Judge Fullam, who while serving on U.S. District Court for the Eastern District of Pennsylvania also presided over the landmark bankruptcy of the Penn Central Transportation Co., died at Plush Mills Senior Living in Wallingford, according to the oldest of his four children, Nancy Fullam.
In 1980, Judge Fullam dismissed the verdict of a jury that had found Philadelphia City Council President George X. Schwartz and Councilman Harry Jannotti guilty of accepting thousands of dollars in bribes, saying there was no evidence the men had done anything "improper" and declaring that the government had illegally entrapped them. The U.S. Court of Appeals for the Third Circuit later reinstated the convictions.
"It took courage on his part to stand up against the jury's verdict," Philadelphia defense attorney Richard Sprague, who had represented Schwartz, said Friday. "He was very principled. He felt strongly that the government had created this crime, and they seduced George Schwartz in participating."
"Judge Fullam was, in my opinion, the perfect example of what a federal judge should be," said Sprague. "He was brilliant. He really handled a courtroom marvelously. … It was just fun trying cases in front of him, because he could anticipate where the lawyers were going, and it made for a challenging chess match."
Peter Vaira, the former U.S. attorney who supervised the prosecutions of Schwartz and Jannotti, also called Judge Fullam's decision "courageous" and "based on good faith."
"It wasn't the fact that he wanted to see criminals go," Vaira said. "He didn't want the government to be able to go out and entice people to commit crimes. … I think he was wrong, but he certainly believed that [there was entrapment] and there was evidence that could indicate that."
Attorney Paul R. Rosen, who represented Howard Criden, a Philadelphia lawyer who was convicted in a separate federal Abscam trial in Brooklyn, N.Y., said "Judge Fullam was the only judge who believed that justice wasn't done by the government and that they were overreaching."
The Abscam investigation, an undercover operation that began in 1978, involved FBI agents who posed as fictitious Arab sheikhs or their representatives seeking favors from public officials.
William K. Marimow, vice president of strategic development for the Inquirer and Daily News' parent company and former editor of the Inquirer, who covered Abscam for the paper, said the judge's decision to overturn the convictions "was a prime example of the strength of his beliefs and his willingness to take a principled stand despite irrefutable videotaped evidence showing the defendants accepting cash payments."
Born in 1921, Judge Fullam graduated first in his class from Villanova University in 1942, his daughter said. He then served in the Navy during World War II as a lieutenant on the USS Guadalupe.

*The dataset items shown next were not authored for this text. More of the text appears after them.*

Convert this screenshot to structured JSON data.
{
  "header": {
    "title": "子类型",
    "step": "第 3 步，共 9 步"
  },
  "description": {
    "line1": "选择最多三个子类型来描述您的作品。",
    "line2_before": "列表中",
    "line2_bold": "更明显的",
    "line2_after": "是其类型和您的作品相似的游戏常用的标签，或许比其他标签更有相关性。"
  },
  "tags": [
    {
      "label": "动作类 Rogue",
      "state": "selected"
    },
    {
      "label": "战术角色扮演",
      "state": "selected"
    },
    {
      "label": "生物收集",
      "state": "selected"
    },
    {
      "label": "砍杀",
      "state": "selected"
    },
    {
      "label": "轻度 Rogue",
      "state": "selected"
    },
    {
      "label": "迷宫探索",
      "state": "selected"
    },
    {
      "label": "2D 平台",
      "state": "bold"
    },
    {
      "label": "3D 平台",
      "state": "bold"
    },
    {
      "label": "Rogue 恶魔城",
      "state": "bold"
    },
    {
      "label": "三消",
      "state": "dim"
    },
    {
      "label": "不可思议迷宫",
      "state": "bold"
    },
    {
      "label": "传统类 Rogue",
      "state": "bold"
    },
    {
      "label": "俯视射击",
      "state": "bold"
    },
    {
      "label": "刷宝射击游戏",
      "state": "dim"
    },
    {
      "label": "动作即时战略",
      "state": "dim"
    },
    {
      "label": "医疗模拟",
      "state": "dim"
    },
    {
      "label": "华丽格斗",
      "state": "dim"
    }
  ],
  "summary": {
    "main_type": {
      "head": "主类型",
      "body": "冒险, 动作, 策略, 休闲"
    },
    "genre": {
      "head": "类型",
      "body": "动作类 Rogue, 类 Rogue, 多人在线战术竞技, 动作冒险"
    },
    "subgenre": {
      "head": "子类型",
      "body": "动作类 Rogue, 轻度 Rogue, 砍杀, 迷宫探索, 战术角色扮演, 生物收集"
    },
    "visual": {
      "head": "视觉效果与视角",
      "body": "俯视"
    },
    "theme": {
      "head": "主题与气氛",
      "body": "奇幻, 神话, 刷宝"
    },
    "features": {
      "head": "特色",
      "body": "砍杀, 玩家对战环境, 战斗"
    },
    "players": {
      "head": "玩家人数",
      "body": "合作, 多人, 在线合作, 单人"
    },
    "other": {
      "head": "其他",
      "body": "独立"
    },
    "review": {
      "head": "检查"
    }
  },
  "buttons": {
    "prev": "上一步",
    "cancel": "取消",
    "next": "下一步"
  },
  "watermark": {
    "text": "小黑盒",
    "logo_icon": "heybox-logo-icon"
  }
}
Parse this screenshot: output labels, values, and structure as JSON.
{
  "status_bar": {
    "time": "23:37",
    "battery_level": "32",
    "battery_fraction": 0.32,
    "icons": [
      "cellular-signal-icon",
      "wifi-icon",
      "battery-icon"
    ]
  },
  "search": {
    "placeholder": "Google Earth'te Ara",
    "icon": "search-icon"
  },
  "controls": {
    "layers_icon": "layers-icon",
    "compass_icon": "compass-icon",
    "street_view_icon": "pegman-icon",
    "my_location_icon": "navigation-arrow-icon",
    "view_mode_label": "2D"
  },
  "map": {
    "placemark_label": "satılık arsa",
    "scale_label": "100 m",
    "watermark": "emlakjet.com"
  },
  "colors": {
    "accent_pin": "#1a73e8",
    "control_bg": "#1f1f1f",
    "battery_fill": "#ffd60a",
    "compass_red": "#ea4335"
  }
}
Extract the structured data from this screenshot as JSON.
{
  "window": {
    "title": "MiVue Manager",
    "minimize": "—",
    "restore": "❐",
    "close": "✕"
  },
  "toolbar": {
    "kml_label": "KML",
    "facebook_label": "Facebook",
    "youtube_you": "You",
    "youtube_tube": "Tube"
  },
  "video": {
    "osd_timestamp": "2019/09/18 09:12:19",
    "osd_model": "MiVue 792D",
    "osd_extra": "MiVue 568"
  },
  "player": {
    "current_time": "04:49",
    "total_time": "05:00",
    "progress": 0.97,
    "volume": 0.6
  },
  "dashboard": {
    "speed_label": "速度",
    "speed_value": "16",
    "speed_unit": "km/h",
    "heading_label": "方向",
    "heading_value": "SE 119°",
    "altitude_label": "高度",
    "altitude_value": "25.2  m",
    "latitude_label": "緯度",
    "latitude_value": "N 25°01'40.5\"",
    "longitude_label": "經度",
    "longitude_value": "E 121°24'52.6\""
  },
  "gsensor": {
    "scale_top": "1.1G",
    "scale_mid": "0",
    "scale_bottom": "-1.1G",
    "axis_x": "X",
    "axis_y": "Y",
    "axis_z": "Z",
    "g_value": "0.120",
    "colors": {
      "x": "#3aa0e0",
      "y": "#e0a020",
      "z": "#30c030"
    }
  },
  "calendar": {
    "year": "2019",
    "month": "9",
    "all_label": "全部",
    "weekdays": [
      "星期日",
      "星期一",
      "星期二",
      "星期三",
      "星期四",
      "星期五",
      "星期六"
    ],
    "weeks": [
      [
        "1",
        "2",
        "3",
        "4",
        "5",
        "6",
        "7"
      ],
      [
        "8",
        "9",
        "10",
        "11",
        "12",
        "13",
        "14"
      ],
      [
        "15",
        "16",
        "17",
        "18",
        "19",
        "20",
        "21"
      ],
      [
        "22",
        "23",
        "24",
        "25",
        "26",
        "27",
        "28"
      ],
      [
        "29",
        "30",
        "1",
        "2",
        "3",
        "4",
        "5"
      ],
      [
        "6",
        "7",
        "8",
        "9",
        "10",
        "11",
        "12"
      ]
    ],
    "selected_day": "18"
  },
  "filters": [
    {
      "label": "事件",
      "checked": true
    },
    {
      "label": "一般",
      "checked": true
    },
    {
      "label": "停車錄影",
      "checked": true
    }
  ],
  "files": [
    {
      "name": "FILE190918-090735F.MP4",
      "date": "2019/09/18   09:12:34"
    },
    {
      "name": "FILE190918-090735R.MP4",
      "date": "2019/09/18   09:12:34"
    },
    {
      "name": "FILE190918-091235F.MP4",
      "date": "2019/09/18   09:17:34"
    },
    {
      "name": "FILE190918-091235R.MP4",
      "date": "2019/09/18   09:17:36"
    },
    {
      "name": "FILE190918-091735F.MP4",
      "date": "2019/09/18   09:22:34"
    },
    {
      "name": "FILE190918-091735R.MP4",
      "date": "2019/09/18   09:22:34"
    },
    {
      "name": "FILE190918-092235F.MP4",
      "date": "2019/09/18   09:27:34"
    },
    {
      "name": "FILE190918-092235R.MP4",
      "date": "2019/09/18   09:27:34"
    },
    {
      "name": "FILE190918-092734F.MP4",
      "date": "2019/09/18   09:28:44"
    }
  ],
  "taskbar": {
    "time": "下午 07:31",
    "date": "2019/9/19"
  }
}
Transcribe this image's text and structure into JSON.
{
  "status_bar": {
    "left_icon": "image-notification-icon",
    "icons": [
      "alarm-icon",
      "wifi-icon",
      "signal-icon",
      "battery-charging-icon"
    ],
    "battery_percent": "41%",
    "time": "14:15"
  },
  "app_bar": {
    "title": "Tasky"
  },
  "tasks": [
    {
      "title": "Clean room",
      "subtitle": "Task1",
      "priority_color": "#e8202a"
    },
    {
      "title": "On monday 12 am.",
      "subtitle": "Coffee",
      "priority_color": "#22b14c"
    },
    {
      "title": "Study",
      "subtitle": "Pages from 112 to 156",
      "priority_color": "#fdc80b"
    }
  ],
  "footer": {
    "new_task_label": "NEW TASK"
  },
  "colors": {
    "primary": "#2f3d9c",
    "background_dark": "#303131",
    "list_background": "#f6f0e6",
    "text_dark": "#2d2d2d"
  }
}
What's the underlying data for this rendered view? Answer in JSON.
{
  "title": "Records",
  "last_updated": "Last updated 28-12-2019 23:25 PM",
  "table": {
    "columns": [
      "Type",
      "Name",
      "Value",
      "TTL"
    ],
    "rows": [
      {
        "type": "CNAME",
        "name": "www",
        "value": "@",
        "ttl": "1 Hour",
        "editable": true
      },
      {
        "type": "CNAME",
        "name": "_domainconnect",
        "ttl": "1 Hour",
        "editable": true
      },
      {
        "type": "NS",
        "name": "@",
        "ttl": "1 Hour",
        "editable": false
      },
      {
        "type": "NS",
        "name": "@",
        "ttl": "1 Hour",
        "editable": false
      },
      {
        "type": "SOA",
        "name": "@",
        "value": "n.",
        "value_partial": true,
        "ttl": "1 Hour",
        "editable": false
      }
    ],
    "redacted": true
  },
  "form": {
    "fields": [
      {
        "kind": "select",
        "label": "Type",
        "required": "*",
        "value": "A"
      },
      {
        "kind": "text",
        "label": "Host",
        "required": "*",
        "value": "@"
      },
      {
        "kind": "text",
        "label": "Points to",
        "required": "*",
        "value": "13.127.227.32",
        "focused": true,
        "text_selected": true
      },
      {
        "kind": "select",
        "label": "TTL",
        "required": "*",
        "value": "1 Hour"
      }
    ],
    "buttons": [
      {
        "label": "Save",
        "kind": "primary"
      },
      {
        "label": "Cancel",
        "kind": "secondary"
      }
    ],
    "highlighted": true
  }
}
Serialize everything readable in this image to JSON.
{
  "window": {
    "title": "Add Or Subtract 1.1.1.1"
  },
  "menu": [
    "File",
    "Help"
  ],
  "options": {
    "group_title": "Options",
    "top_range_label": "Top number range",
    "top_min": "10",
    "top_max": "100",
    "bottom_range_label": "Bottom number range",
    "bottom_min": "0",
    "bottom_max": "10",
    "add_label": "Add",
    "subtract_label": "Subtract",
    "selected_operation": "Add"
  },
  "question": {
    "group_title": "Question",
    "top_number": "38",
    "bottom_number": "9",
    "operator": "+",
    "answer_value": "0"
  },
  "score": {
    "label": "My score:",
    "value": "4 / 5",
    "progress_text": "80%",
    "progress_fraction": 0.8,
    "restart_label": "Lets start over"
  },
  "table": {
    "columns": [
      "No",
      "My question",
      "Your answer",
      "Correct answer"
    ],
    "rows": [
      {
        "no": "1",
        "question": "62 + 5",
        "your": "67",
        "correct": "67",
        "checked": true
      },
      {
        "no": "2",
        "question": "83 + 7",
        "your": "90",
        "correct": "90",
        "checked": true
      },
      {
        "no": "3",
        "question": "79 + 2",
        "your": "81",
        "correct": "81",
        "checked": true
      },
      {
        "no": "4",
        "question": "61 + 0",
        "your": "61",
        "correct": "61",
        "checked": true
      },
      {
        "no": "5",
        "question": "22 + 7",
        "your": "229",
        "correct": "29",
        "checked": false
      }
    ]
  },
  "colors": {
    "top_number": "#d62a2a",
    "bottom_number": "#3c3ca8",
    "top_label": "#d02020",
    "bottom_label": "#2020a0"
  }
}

Returning to the States, Judge Fullam attended Harvard Law School. In 1946, he met his future wife, Alice Freiheit, at a tea at Radcliffe College, which she was attending. He graduated from Harvard in 1948.
Upon graduation, Judge Fullam had a general law practice in Bristol, Bucks County. He ran twice for Congress in the 1950s as a Democrat, but lost.
From 1960 to 1966, he served as a Bucks County Court judge. In 1966, President Lyndon B. Johnson nominated him to the federal bench in Philadelphia. He retired as a U.S. district judge in 2011, at age 89.
Judge Fullam considered the highlight of his career the 1970 bankruptcy of Penn Central, a company that had been created from the merger of the Pennsylvania and New York Central Railroads. "Not only was it the largest bankruptcy in history, it went on for quite a long time . . . and involved a lot of money," he told the Inquirer in 2011.
The Fullams were married in 1950, and they later lived in Wrightstown Township, Bucks County, with their children. The couple moved to Plush Mills in 2007. Alice Fullam, a retired librarian, died in 2016.
Nancy Fullam, who worked as a civil trial attorney in Philadelphia, said she, her sister, Sally, and brothers Thomas "T.J." and Jeffrey "have many fond memories of our father doing everything from milking goats to beating Chief Justice [William] Rehnquist on the tennis court."
Judge Fullam also is survived by four grandchildren.